Embedding packaging explanation
LangChain provides an efficient development framework for developing custom applications based on LLM, allowing developers to quickly activate the powerful capabilities of LLM and build LLM applications. LangChain also supports Embeddings of a variety of large models, and has built-in calling interfaces for Embeddings of large models such as OpenAI and LLAMA. However, LangChain does not have all large models built-in. It provides strong scalability by allowing users to customize Embeddings types.
In this section, we take Zhipu AI as an example to describe how to customize Embeddings based on LangChain.
This part involves relatively more technical details of LangChain and large model calls. If you have the energy, you can learn to deploy it. If you don’t have the energy, you can directly use the subsequent code to support the calls.

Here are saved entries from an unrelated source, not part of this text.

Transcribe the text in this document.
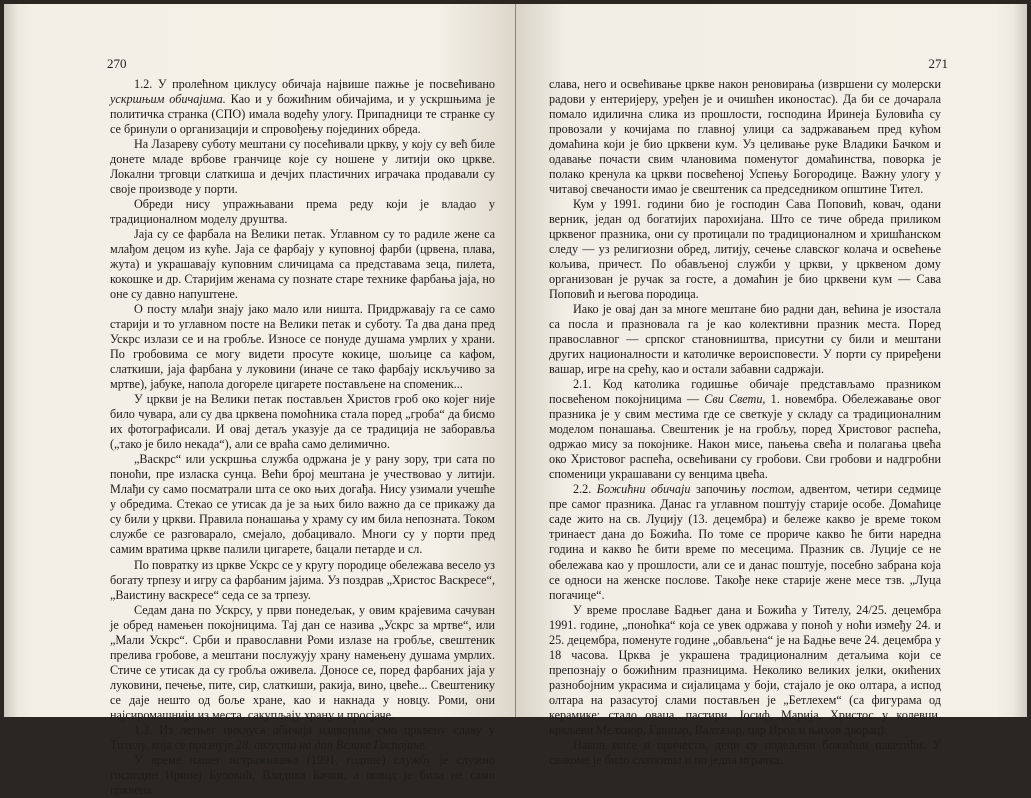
270

1.2. У пролећном циклусу обичаја највише пажње је посвећивано ускршњим обичајима. Као и у божићним обичајима, и у ускршњима је политичка странка (СПО) имала водећу улогу. Припадници те странке су се бринули о организацији и спровођењу појединих обреда.

На Лазареву суботу мештани су посећивали цркву, у коју су већ биле донете младе врбове гранчице које су ношене у литији око цркве. Локални трговци слаткиша и дечјих пластичних играчака продавали су своје производе у порти.

Обреди нису упражњавани према реду који је владао у традиционалном моделу друштва.

Јаја су се фарбала на Велики петак. Углавном су то радиле жене са млађом децом из куће. Јаја се фарбају у куповној фарби (црвена, плава, жута) и украшавају куповним сличицама са представама зеца, пилета, кокошке и др. Старијим женама су познате старе технике фарбања јаја, но оне су давно напуштене.

О посту млађи знају јако мало или ништа. Придржавају га се само старији и то углавном посте на Велики петак и суботу. Та два дана пред Ускрс излази се и на гробље. Износе се понуде душама умрлих у храни. По гробовима се могу видети просуте кокице, шољице са кафом, слаткиши, јаја фарбана у луковини (иначе се тако фарбају искључиво за мртве), јабуке, напола догореле цигарете постављене на споменик...

У цркви је на Велики петак постављен Христов гроб око којег није било чувара, али су два црквена помоћника стала поред „гроба“ да бисмо их фотографисали. И овај детаљ указује да се традиција не заборавља („тако је било некада“), али се враћа само делимично.

„Васкрс“ или ускршња служба одржана је у рану зору, три сата по поноћи, пре изласка сунца. Већи број мештана је учествовао у литији. Млађи су само посматрали шта се око њих догађа. Нису узимали учешће у обредима. Стекао се утисак да је за њих било важно да се прикажу да су били у цркви. Правила понашања у храму су им била непозната. Током службе се разговарало, смејало, добацивало. Многи су у порти пред самим вратима цркве палили цигарете, бацали петарде и сл.

По повратку из цркве Ускрс се у кругу породице обележава весело уз богату трпезу и игру са фарбаним јајима. Уз поздрав „Христос Васкресе“, „Ваистину васкресе“ седа се за трпезу.

Седам дана по Ускрсу, у први понедељак, у овим крајевима сачуван је обред намењен покојницима. Тај дан се назива „Ускрс за мртве“, или „Мали Ускрс“. Срби и православни Роми излазе на гробље, свештеник прелива гробове, а мештани послужују храну намењену душама умрлих. Стиче се утисак да су гробља оживела. Доносе се, поред фарбаних јаја у луковини, печење, пите, сир, слаткиши, ракија, вино, цвеће... Свештенику се даје нешто од боље хране, као и накнада у новцу. Роми, они најсиромашнији из места, сакупљају храну и просјаче.

1.3. Из летњег циклуса обичаја издвојили смо црквену славу у Тителу, која се празнује 28. августа на дан Велике Госпојине.

У време нашег истраживања (1991. године) службу је служио господин Иринеј Буловић, Владика Бачки, а повод је била не само црквена

271

слава, него и освећивање цркве након реновирања (извршени су молерски радови у ентеријеру, уређен је и очишћен иконостас). Да би се дочарала помало идилична слика из прошлости, господина Иринеја Буловића су провозали у кочијама по главној улици са задржавањем пред кућом домаћина који је био црквени кум. Уз целивање руке Владики Бачком и одавање почасти свим члановима поменутог домаћинства, поворка је полако кренула ка цркви посвећеној Успењу Богородице. Важну улогу у читавој свечаности имао је свештеник са председником општине Тител.

Кум у 1991. години био је господин Сава Поповић, ковач, одани верник, један од богатијих парохијана. Што се тиче обреда приликом црквеног празника, они су протицали по традиционалном и хришћанском следу — уз религиозни обред, литију, сечење славског колача и освећење кољива, причест. По обављеној служби у цркви, у црквеном дому организован је ручак за госте, а домаћин је био црквени кум — Сава Поповић и његова породица.

Иако је овај дан за многе мештане био радни дан, већина је изостала са посла и празновала га је као колективни празник места. Поред православног — српског становништва, присутни су били и мештани других националности и католичке вероисповести. У порти су приређени вашар, игре на срећу, као и остали забавни садржаји.

2.1. Код католика годишње обичаје представљамо празником посвећеном покојницима — Сви Свети, 1. новембра. Обележавање овог празника је у свим местима где се светкује у складу са традиционалним моделом понашања. Свештеник је на гробљу, поред Христовог распећа, одржао мису за покојнике. Након мисе, пањења свећа и полагања цвећа око Христовог распећа, освећивани су гробови. Сви гробови и надгробни споменици украшавани су венцима цвећа.

2.2. Божићни обичаји започињу постом, адвентом, четири седмице пре самог празника. Данас га углавном поштују старије особе. Домаћице саде жито на св. Луцију (13. децембра) и бележе какво је време током тринаест дана до Божића. По томе се прориче какво ће бити наредна година и какво ће бити време по месецима. Празник св. Луције се не обележава као у прошлости, али се и данас поштује, посебно забрана која се односи на женске послове. Такође неке старије жене месе тзв. „Луца погачице“.

У време прославе Бадњег дана и Божића у Тителу, 24/25. децембра 1991. године, „поноћка“ која се увек одржава у поноћ у ноћи између 24. и 25. децембра, поменуте године „обављена“ је на Бадње вече 24. децембра у 18 часова. Црква је украшена традиционалним детаљима који се препознају о божићним празницима. Неколико великих јелки, окићених разнобојним украсима и сијалицама у боји, стајало је око олтара, а испод олтара на разасутој слами постављен је „Бетлехем“ (са фигурама од керамике: стадо оваца, пастири, Јосиф, Марија, Христос у колевци, краљеви Мелхиор, Гашпар, Валтазар, цар Ирод и њихов дворац).

Након мисе и причести, деци су подељени божићни пакетићи. У свакоме је било слаткиша и по једна играчка.
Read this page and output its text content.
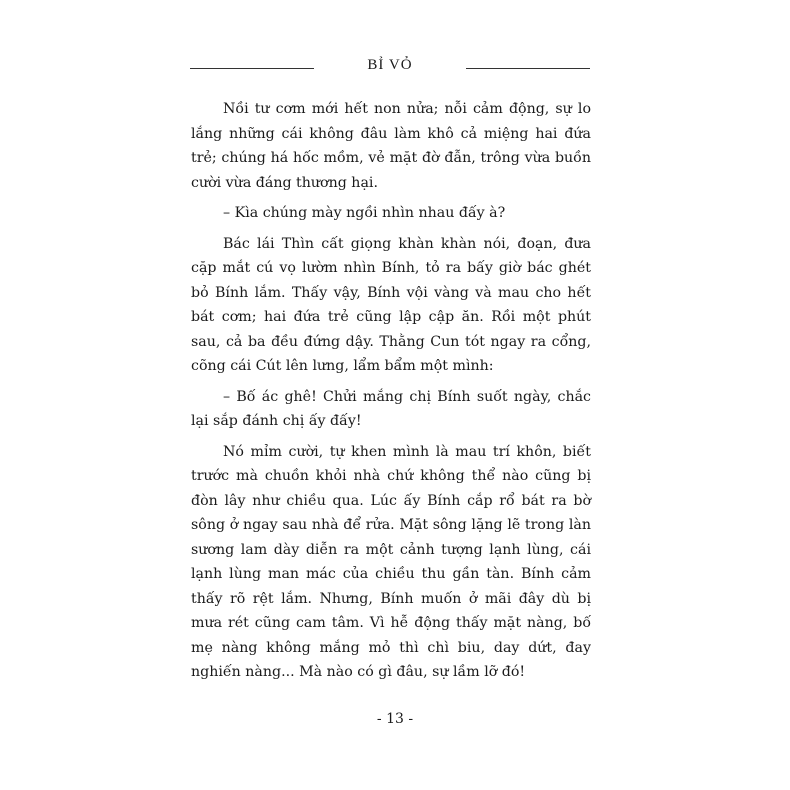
BỈ VỎ

Nồi tư cơm mới hết non nửa; nỗi cảm động, sự lo lắng những cái không đâu làm khô cả miệng hai đứa trẻ; chúng há hốc mồm, vẻ mặt đờ đẫn, trông vừa buồn cười vừa đáng thương hại.

– Kìa chúng mày ngồi nhìn nhau đấy à?

Bác lái Thìn cất giọng khàn khàn nói, đoạn, đưa cặp mắt cú vọ lườm nhìn Bính, tỏ ra bấy giờ bác ghét bỏ Bính lắm. Thấy vậy, Bính vội vàng và mau cho hết bát cơm; hai đứa trẻ cũng lập cập ăn. Rồi một phút sau, cả ba đều đứng dậy. Thằng Cun tót ngay ra cổng, cõng cái Cút lên lưng, lẩm bẩm một mình:

– Bố ác ghê! Chửi mắng chị Bính suốt ngày, chắc lại sắp đánh chị ấy đấy!

Nó mỉm cười, tự khen mình là mau trí khôn, biết trước mà chuồn khỏi nhà chứ không thể nào cũng bị đòn lây như chiều qua. Lúc ấy Bính cắp rổ bát ra bờ sông ở ngay sau nhà để rửa. Mặt sông lặng lẽ trong làn sương lam dày diễn ra một cảnh tượng lạnh lùng, cái lạnh lùng man mác của chiều thu gần tàn. Bính cảm thấy rõ rệt lắm. Nhưng, Bính muốn ở mãi đây dù bị mưa rét cũng cam tâm. Vì hễ động thấy mặt nàng, bố mẹ nàng không mắng mỏ thì chì biu, day dứt, đay nghiến nàng... Mà nào có gì đâu, sự lầm lỡ đó!

- 13 -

To implement custom Embeddings, you need to define a custom class that inherits from LangChain's Embeddings base class, and then define two functions: ① embed_query method, used to embedding a single string (query); ② embed_documents method, used to embedding a list of strings (documents).
First we import the required third-party libraries:
Here we define a custom Embeddings class that inherits from the Embeddings class:
embed_documents is a method for calculating embedding for a string list (List[str]). Here we override this method and instantiate it when calling the verification environment.ZhipuAITo call the remote API and return the embedding results.
embed_queryIt is a method of calculating embedding for a single text (str). Here we call the just definedembed_documentsmethod and return the first sublist.
For the above method, you can add some content processing before requesting embedding. For example, if the text is particularly long, we can consider segmenting the text to prevent exceeding the maximum token limit. These are all possible, and it is up to everyone to use their own subjective initiative to improve it. Here is just a simple demo.
Through the above steps, we can define the calling method of embedding based on LangChain and Zhipu AI. We encapsulate this code in the zhipuai_embedding.py file.
The source code corresponding to this article is at 此处. If you need to reproduce it, you can download and run the source code.